I study and teach Anglophone literature and art from the late nineteenth century to the present, with a transnational focus on modernism as an expansive artistic movement. I also teach the Media Aesthetics sequence in the University of Chicago’s College Core, which explores philosophical and aesthetic debates about media, including prose, poetry, film, photography, and painting from antiquity to the present. My work has been published in Nonsite and JMMLA and is forthcoming in Modernism/modernity and Mediations.

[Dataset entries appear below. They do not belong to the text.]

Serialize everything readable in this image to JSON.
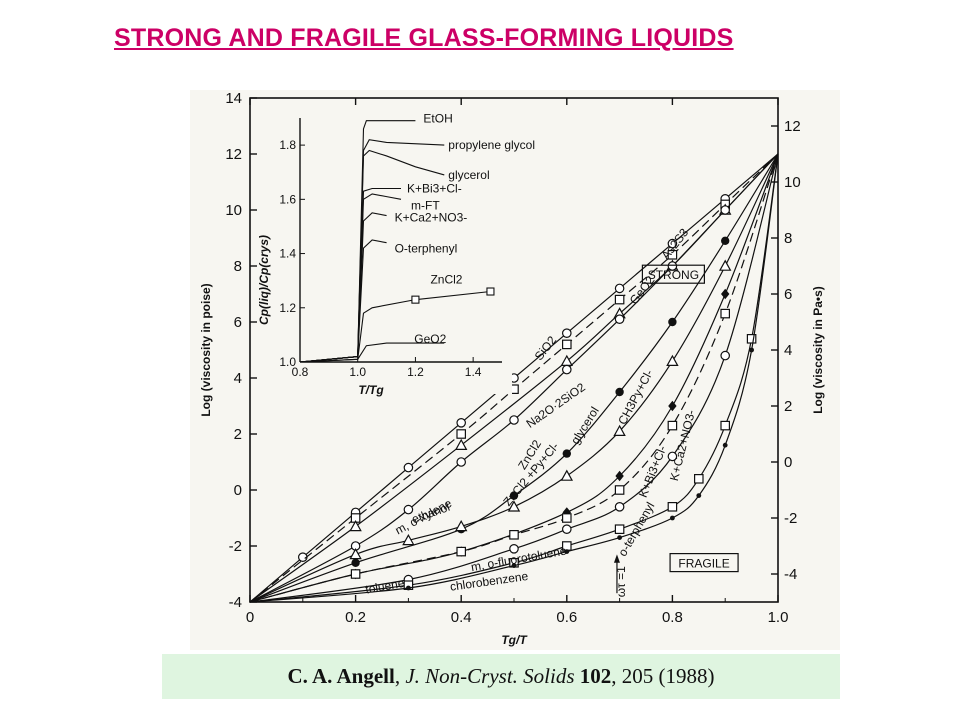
{
  "slide": {
    "title": "STRONG AND FRAGILE GLASS-FORMING LIQUIDS"
  },
  "citation": {
    "author": "C. A. Angell",
    "journal": "J. Non-Cryst. Solids",
    "volume": "102",
    "rest": ", 205 (1988)"
  },
  "colors": {
    "title": "#cc0066",
    "citation_bg": "#dff5e0",
    "figure_bg": "#f7f6f1",
    "ink": "#111111"
  },
  "chart_data": [
    {
      "type": "line",
      "xlabel": "Tg/T",
      "ylabel": "Log (viscosity in poise)",
      "y2label": "Log (viscosity in Pa•s)",
      "xlim": [
        0,
        1.0
      ],
      "ylim": [
        -4,
        14
      ],
      "y2lim": [
        -5,
        13
      ],
      "xticks": [
        0,
        0.2,
        0.4,
        0.6,
        0.8,
        1.0
      ],
      "xtick_labels": [
        "0",
        "0.2",
        "0.4",
        "0.6",
        "0.8",
        "1.0"
      ],
      "yticks": [
        -4,
        -2,
        0,
        2,
        4,
        6,
        8,
        10,
        12,
        14
      ],
      "ytick_labels": [
        "-4",
        "-2",
        "0",
        "2",
        "4",
        "6",
        "8",
        "10",
        "12",
        "14"
      ],
      "y2ticks": [
        -4,
        -2,
        0,
        2,
        4,
        6,
        8,
        10,
        12
      ],
      "y2tick_labels": [
        "-4",
        "-2",
        "0",
        "2",
        "4",
        "6",
        "8",
        "10",
        "12"
      ],
      "annotations": {
        "strong": "STRONG",
        "fragile": "FRAGILE",
        "omega_tau": "ωτ =1"
      },
      "series": [
        {
          "name": "SiO2",
          "marker": "circle-open",
          "x": [
            0,
            0.1,
            0.2,
            0.3,
            0.4,
            0.5,
            0.6,
            0.7,
            0.8,
            0.9,
            1.0
          ],
          "y": [
            -4,
            -2.4,
            -0.8,
            0.8,
            2.4,
            4.0,
            5.6,
            7.2,
            8.8,
            10.4,
            12
          ]
        },
        {
          "name": "GeO2",
          "marker": "square-open",
          "x": [
            0,
            0.2,
            0.4,
            0.5,
            0.6,
            0.7,
            0.8,
            0.9,
            1.0
          ],
          "y": [
            -4,
            -1.0,
            2.0,
            3.6,
            5.2,
            6.8,
            8.4,
            10.2,
            12
          ]
        },
        {
          "name": "As2S3",
          "marker": "triangle-open",
          "x": [
            0,
            0.2,
            0.4,
            0.6,
            0.7,
            0.8,
            0.9,
            1.0
          ],
          "y": [
            -4,
            -1.3,
            1.6,
            4.6,
            6.3,
            8.0,
            10.0,
            12
          ]
        },
        {
          "name": "Na2O·2SiO2",
          "marker": "circle-open",
          "x": [
            0,
            0.2,
            0.3,
            0.4,
            0.5,
            0.6,
            0.7,
            0.8,
            0.9,
            1.0
          ],
          "y": [
            -4,
            -2.0,
            -0.7,
            1.0,
            2.5,
            4.3,
            6.1,
            8.0,
            10.0,
            12
          ]
        },
        {
          "name": "ZnCl2",
          "marker": "circle-filled",
          "x": [
            0,
            0.2,
            0.4,
            0.5,
            0.6,
            0.7,
            0.8,
            0.9,
            1.0
          ],
          "y": [
            -4,
            -2.6,
            -1.4,
            -0.2,
            1.3,
            3.5,
            6.0,
            8.9,
            12
          ]
        },
        {
          "name": "m, o-xylene",
          "marker": "triangle-open",
          "x": [
            0,
            0.2,
            0.3,
            0.4,
            0.5,
            0.6,
            0.7,
            0.8,
            0.9,
            1.0
          ],
          "y": [
            -4,
            -2.3,
            -1.8,
            -1.3,
            -0.6,
            0.5,
            2.1,
            4.6,
            8.0,
            12
          ]
        },
        {
          "name": "ZnCl2 + Py+Cl-",
          "marker": "diamond-filled",
          "x": [
            0,
            0.2,
            0.4,
            0.6,
            0.7,
            0.8,
            0.9,
            1.0
          ],
          "y": [
            -4,
            -3.0,
            -2.2,
            -0.8,
            0.5,
            3.0,
            7.0,
            12
          ]
        },
        {
          "name": "glycerol",
          "marker": "square-open",
          "x": [
            0,
            0.2,
            0.4,
            0.5,
            0.6,
            0.7,
            0.8,
            0.9,
            1.0
          ],
          "y": [
            -4,
            -3.0,
            -2.2,
            -1.6,
            -1.0,
            0.0,
            2.3,
            6.3,
            12
          ]
        },
        {
          "name": "K+Bi3+Cl-",
          "marker": "circle-open",
          "x": [
            0,
            0.3,
            0.5,
            0.6,
            0.7,
            0.8,
            0.9,
            1.0
          ],
          "y": [
            -4,
            -3.2,
            -2.1,
            -1.4,
            -0.6,
            1.2,
            4.8,
            12
          ]
        },
        {
          "name": "o-terphenyl",
          "marker": "square-open",
          "x": [
            0,
            0.3,
            0.5,
            0.6,
            0.7,
            0.8,
            0.85,
            0.9,
            0.95,
            1.0
          ],
          "y": [
            -4,
            -3.4,
            -2.6,
            -2.0,
            -1.4,
            -0.6,
            0.4,
            2.3,
            5.4,
            12
          ]
        },
        {
          "name": "K+Ca2+NO3-",
          "marker": "dot-filled",
          "x": [
            0,
            0.3,
            0.5,
            0.6,
            0.7,
            0.8,
            0.85,
            0.9,
            0.95,
            1.0
          ],
          "y": [
            -4,
            -3.5,
            -2.7,
            -2.2,
            -1.7,
            -1.0,
            -0.2,
            1.6,
            5.0,
            12
          ]
        }
      ],
      "labels": [
        "SiO2",
        "GeO2",
        "As2S3",
        "Na2O·2SiO2",
        "ZnCl2",
        "m, o-xylene",
        "ethanol",
        "toluene",
        "m, o-fluorotoluene",
        "chlorobenzene",
        "ZnCl2 +Py+Cl-",
        "glycerol",
        "CH3Py+Cl-",
        "K+Bi3+Cl-",
        "K+Ca2+NO3-",
        "o-terphenyl"
      ]
    },
    {
      "type": "line",
      "xlabel": "T/Tg",
      "ylabel": "Cp(liq)/Cp(crys)",
      "xlim": [
        0.8,
        1.5
      ],
      "ylim": [
        1.0,
        1.9
      ],
      "xticks": [
        0.8,
        1.0,
        1.2,
        1.4
      ],
      "xtick_labels": [
        "0.8",
        "1.0",
        "1.2",
        "1.4"
      ],
      "yticks": [
        1.0,
        1.2,
        1.4,
        1.6,
        1.8
      ],
      "ytick_labels": [
        "1.0",
        "1.2",
        "1.4",
        "1.6",
        "1.8"
      ],
      "series": [
        {
          "name": "EtOH",
          "x": [
            0.8,
            1.0,
            1.02,
            1.03,
            1.08,
            1.2
          ],
          "y": [
            1.0,
            1.02,
            1.86,
            1.89,
            1.89,
            1.89
          ]
        },
        {
          "name": "propylene glycol",
          "x": [
            0.8,
            1.0,
            1.02,
            1.04,
            1.1,
            1.3
          ],
          "y": [
            1.0,
            1.02,
            1.78,
            1.82,
            1.81,
            1.8
          ]
        },
        {
          "name": "glycerol",
          "x": [
            0.8,
            1.0,
            1.02,
            1.04,
            1.1,
            1.2,
            1.3
          ],
          "y": [
            1.0,
            1.02,
            1.76,
            1.78,
            1.76,
            1.72,
            1.69
          ]
        },
        {
          "name": "K+Bi3+Cl-",
          "x": [
            0.8,
            1.0,
            1.02,
            1.05,
            1.1,
            1.15
          ],
          "y": [
            1.0,
            1.02,
            1.63,
            1.64,
            1.64,
            1.64
          ]
        },
        {
          "name": "m-FT",
          "x": [
            0.8,
            1.0,
            1.02,
            1.05,
            1.1,
            1.15
          ],
          "y": [
            1.0,
            1.02,
            1.6,
            1.62,
            1.61,
            1.6
          ]
        },
        {
          "name": "K+Ca2+NO3-",
          "x": [
            0.8,
            1.0,
            1.02,
            1.05,
            1.1
          ],
          "y": [
            1.0,
            1.02,
            1.52,
            1.55,
            1.54
          ]
        },
        {
          "name": "O-terphenyl",
          "x": [
            0.8,
            1.0,
            1.02,
            1.05,
            1.1
          ],
          "y": [
            1.0,
            1.02,
            1.42,
            1.45,
            1.44
          ]
        },
        {
          "name": "ZnCl2",
          "marker": "square-open",
          "x": [
            0.8,
            1.0,
            1.02,
            1.05,
            1.2,
            1.46
          ],
          "y": [
            1.0,
            1.01,
            1.18,
            1.2,
            1.23,
            1.26
          ]
        },
        {
          "name": "GeO2",
          "x": [
            0.8,
            1.0,
            1.03,
            1.1,
            1.3
          ],
          "y": [
            1.0,
            1.01,
            1.06,
            1.07,
            1.07
          ]
        }
      ]
    }
  ]
}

My book project, “The Market Architecture of Modernist Fiction,” argues that a distinct strain of Anglo-American modernism persists into the twenty-first century in a variety of works that have successfully internalized and turned to their own ends the market logic of capitalist modernity. The project first revisits how the principle of aesthetic autonomy gains traction during the fin-de-siècle period. Here, prior to the market-insulated modes of circulation that subtend the classical modernist canon, I examine how market-exposed works of fiction develop what I call “market architecture:” formal strategies that transform the external, instrumentalizing pressures of market demand into internal, aesthetic problems of self-legislating form. I then trace how these formal strategies prevail across the twentieth century and into the twenty-first. I shift sociological and postmodernist critiques of aesthetic modernism out of their often abstract realm of theoretical generalization and rebut them on the concrete terrain of interpreting how works assert aesthetic autonomy through and against their commodification.